As shown in Figure 1b from our study, we observed that as serum RBP-4 increases serum insulin is also increases predicting its crucial role in creating hyperinsulinemia like environment which prevails in type 2 diabetes. Our hypothesis strongly supported by Kotani K et al.[13] study. In their study on treating adip-GLUT-4-/- mice with rosiglitazone, an activator of peroxisome proliferator-activated receptor gamma (PPAR) reversed increased adipocyte RBP-4 mRNA expression and reversing insulin resistance.

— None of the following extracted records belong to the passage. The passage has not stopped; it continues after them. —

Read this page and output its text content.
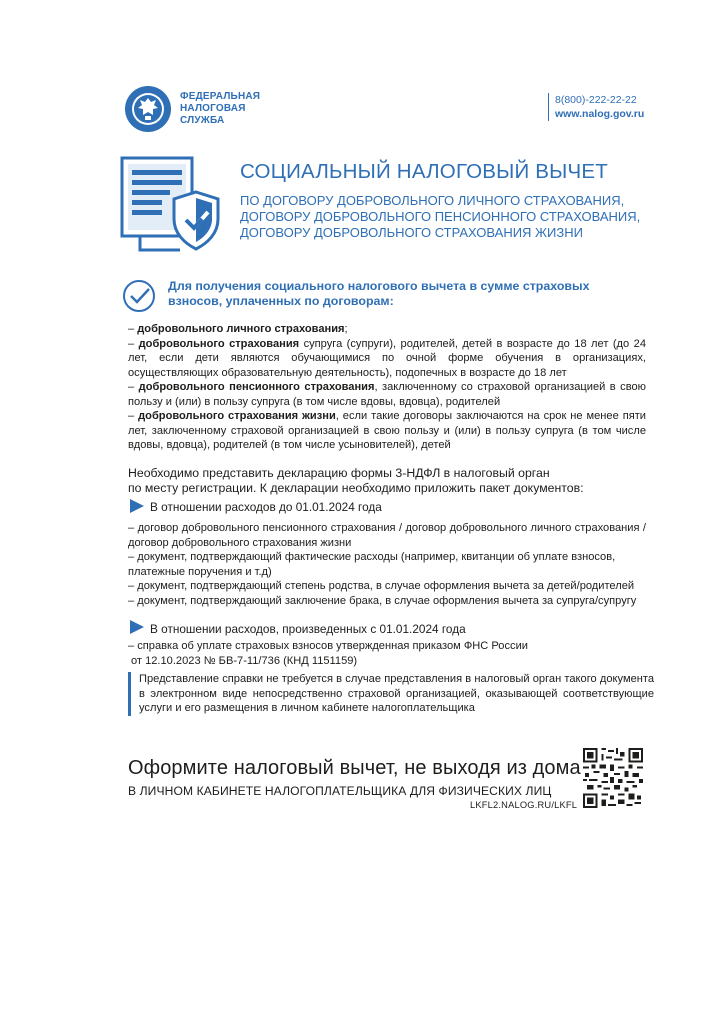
ФЕДЕРАЛЬНАЯ
НАЛОГОВАЯ
СЛУЖБА
8(800)-222-22-22
www.nalog.gov.ru
СОЦИАЛЬНЫЙ НАЛОГОВЫЙ ВЫЧЕТ
ПО ДОГОВОРУ ДОБРОВОЛЬНОГО ЛИЧНОГО СТРАХОВАНИЯ,
ДОГОВОРУ ДОБРОВОЛЬНОГО ПЕНСИОННОГО СТРАХОВАНИЯ,
ДОГОВОРУ ДОБРОВОЛЬНОГО СТРАХОВАНИЯ ЖИЗНИ
Для получения социального налогового вычета в сумме страховых взносов, уплаченных по договорам:

– добровольного личного страхования;

– добровольного страхования супруга (супруги), родителей, детей в возрасте до 18 лет (до 24 лет, если дети являются обучающимися по очной форме обучения в организациях, осуществляющих образовательную деятельность), подопечных в возрасте до 18 лет

– добровольного пенсионного страхования, заключенному со страховой организацией в свою пользу и (или) в пользу супруга (в том числе вдовы, вдовца), родителей

– добровольного страхования жизни, если такие договоры заключаются на срок не менее пяти лет, заключенному страховой организацией в свою пользу и (или) в пользу супруга (в том числе вдовы, вдовца), родителей (в том числе усыновителей), детей

Необходимо представить декларацию формы 3-НДФЛ в налоговый орган
по месту регистрации. К декларации необходимо приложить пакет документов:
В отношении расходов до 01.01.2024 года

– договор добровольного пенсионного страхования / договор добровольного личного страхования / договор добровольного страхования жизни

– документ, подтверждающий фактические расходы (например, квитанции об уплате взносов, платежные поручения и т.д)

– документ, подтверждающий степень родства, в случае оформления вычета за детей/родителей

– документ, подтверждающий заключение брака, в случае оформления вычета за супруга/супругу

В отношении расходов, произведенных с 01.01.2024 года

– справка об уплате страховых взносов утвержденная приказом ФНС России

от 12.10.2023 № БВ-7-11/736 (КНД 1151159)

Представление справки не требуется в случае представления в налоговый орган такого документа в электронном виде непосредственно страховой организацией, оказывающей соответствующие услуги и его размещения в личном кабинете налогоплательщика
Оформите налоговый вычет, не выходя из дома
В ЛИЧНОМ КАБИНЕТЕ НАЛОГОПЛАТЕЛЬЩИКА ДЛЯ ФИЗИЧЕСКИХ ЛИЦ
LKFL2.NALOG.RU/LKFL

From Figure 1c in this study, we observed close correlation between RBP-4 and HOMA-IR depicting its role in developing insulin resistance (IR). It may be through retinol dependent and or retinol independent mechanisms. Retinoids can stimulate phosphoenolpyruvate carboxykinase (PEPCK) expression in liver and hepatic gluconeogenesis.[14] In addition, retinol is a precursor for the synthesis of ligands of retinoic acid receptor and retinoid X receptor. These are the partners of the peroxisome-proliferator-activated receptor family that regulates gene control to fatty acid metabolism.[1516] RBP-4 could thus be linked to insulin resistance through impaired fatty acid metabolism. Yong Q (3) et al. in their experimental study observed increased expression of several retinoid-responsive genes, retinoic acid receptor-2, stearoyl CoA desaturase-1 and acetyl CoA carboxylase in muscle of RBP-4 transgenic mice, thus increased delivery of retinol by RBP-4 might explain its effect on IR.

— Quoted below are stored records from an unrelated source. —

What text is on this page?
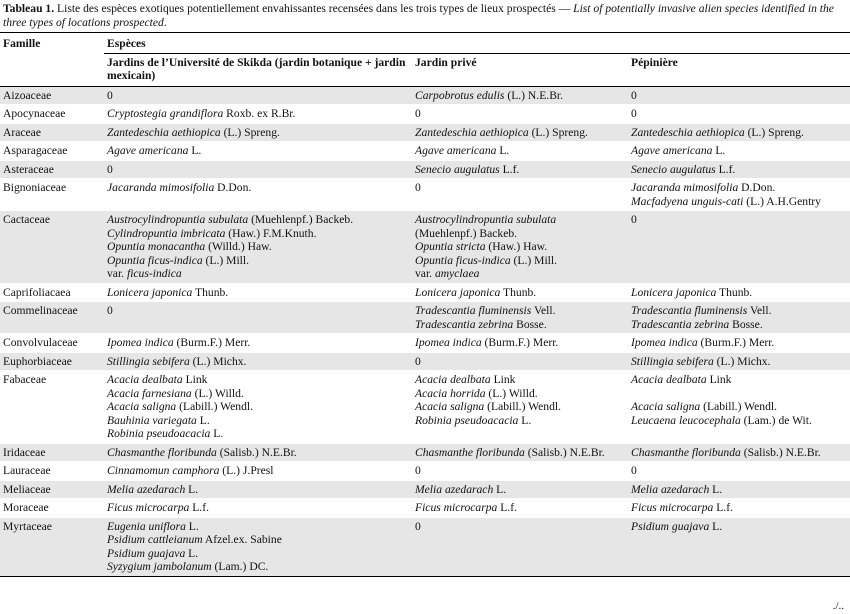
Tableau 1. Liste des espèces exotiques potentiellement envahissantes recensées dans les trois types de lieux prospectés — List of potentially invasive alien species identified in the three types of locations prospected.
Famille	Espèces		
	Jardins de l’Université de Skikda (jardin botanique + jardin mexicain)	Jardin privé	Pépinière
Aizoaceae	0	Carpobrotus edulis (L.) N.E.Br.	0

Apocynaceae	Cryptostegia grandiflora Roxb. ex R.Br.	0	0

Araceae	Zantedeschia aethiopica (L.) Spreng.	Zantedeschia aethiopica (L.) Spreng.	Zantedeschia aethiopica (L.) Spreng.

Asparagaceae	Agave americana L.	Agave americana L.	Agave americana L.

Asteraceae	0	Senecio augulatus L.f.	Senecio augulatus L.f.

Bignoniaceae	Jacaranda mimosifolia D.Don.	0	Jacaranda mimosifolia D.Don.
Macfadyena unguis-cati (L.) A.H.Gentry

Cactaceae	Austrocylindropuntia subulata (Muehlenpf.) Backeb.
Cylindropuntia imbricata (Haw.) F.M.Knuth.
Opuntia monacantha (Willd.) Haw.
Opuntia ficus-indica (L.) Mill.
var. ficus-indica	Austrocylindropuntia subulata
(Muehlenpf.) Backeb.
Opuntia stricta (Haw.) Haw.
Opuntia ficus-indica (L.) Mill.
var. amyclaea	0

Caprifoliacaea	Lonicera japonica Thunb.	Lonicera japonica Thunb.	Lonicera japonica Thunb.

Commelinaceae	0	Tradescantia fluminensis Vell.
Tradescantia zebrina Bosse.	Tradescantia fluminensis Vell.
Tradescantia zebrina Bosse.

Convolvulaceae	Ipomea indica (Burm.F.) Merr.	Ipomea indica (Burm.F.) Merr.	Ipomea indica (Burm.F.) Merr.

Euphorbiaceae	Stillingia sebifera (L.) Michx.	0	Stillingia sebifera (L.) Michx.

Fabaceae	Acacia dealbata Link
Acacia farnesiana (L.) Willd.
Acacia saligna (Labill.) Wendl.
Bauhinia variegata L.
Robinia pseudoacacia L.	Acacia dealbata Link
Acacia horrida (L.) Willd.
Acacia saligna (Labill.) Wendl.
Robinia pseudoacacia L.	Acacia dealbata Link
Acacia saligna (Labill.) Wendl.
Leucaena leucocephala (Lam.) de Wit.

Iridaceae	Chasmanthe floribunda (Salisb.) N.E.Br.	Chasmanthe floribunda (Salisb.) N.E.Br.	Chasmanthe floribunda (Salisb.) N.E.Br.

Lauraceae	Cinnamomun camphora (L.) J.Presl	0	0

Meliaceae	Melia azedarach L.	Melia azedarach L.	Melia azedarach L.

Moraceae	Ficus microcarpa L.f.	Ficus microcarpa L.f.	Ficus microcarpa L.f.

Myrtaceae	Eugenia uniflora L.
Psidium cattleianum Afzel.ex. Sabine
Psidium guajava L.
Syzygium jambolanum (Lam.) DC.	0	Psidium guajava L.
./..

The same positive correlation between RBP-4 and glucose was observed in study population whose parents are diabetic [Figure 1d], indicating its glucogenic effect. Yong Q[2] et al. also showed that RBP-4 directly stimulates PEPCK expression and glucose production in cell culture, suggesting its direct effect on hyperglycemia. But from Figure 1e we observed no correlation between RBP-4 and HOMA-B indicating no probable role regulation, expression and release of insulin from beta cells.

In contrast to few studies,[1718] we observed no gender difference in serum RBP-4 levels between male and females. This may be due to the age group which we selected.

CONCLUSION

From this study though we observed no gender difference in RBP-4 expression, statistically significant higher serum RBP-4 and its positive correlation with insulin, glucose, BMI and HOMA-IR in health non diabetic participants of genetically high risk population was observed, signifying its role in initiation and propagation of progressive degenerative diseases like diabetes. At the same time before any significant changes in diabetic markers we observed elevated serum RBP-4 in genetically high risk population indicating its role as predictor for the onset of diabetes in coming future.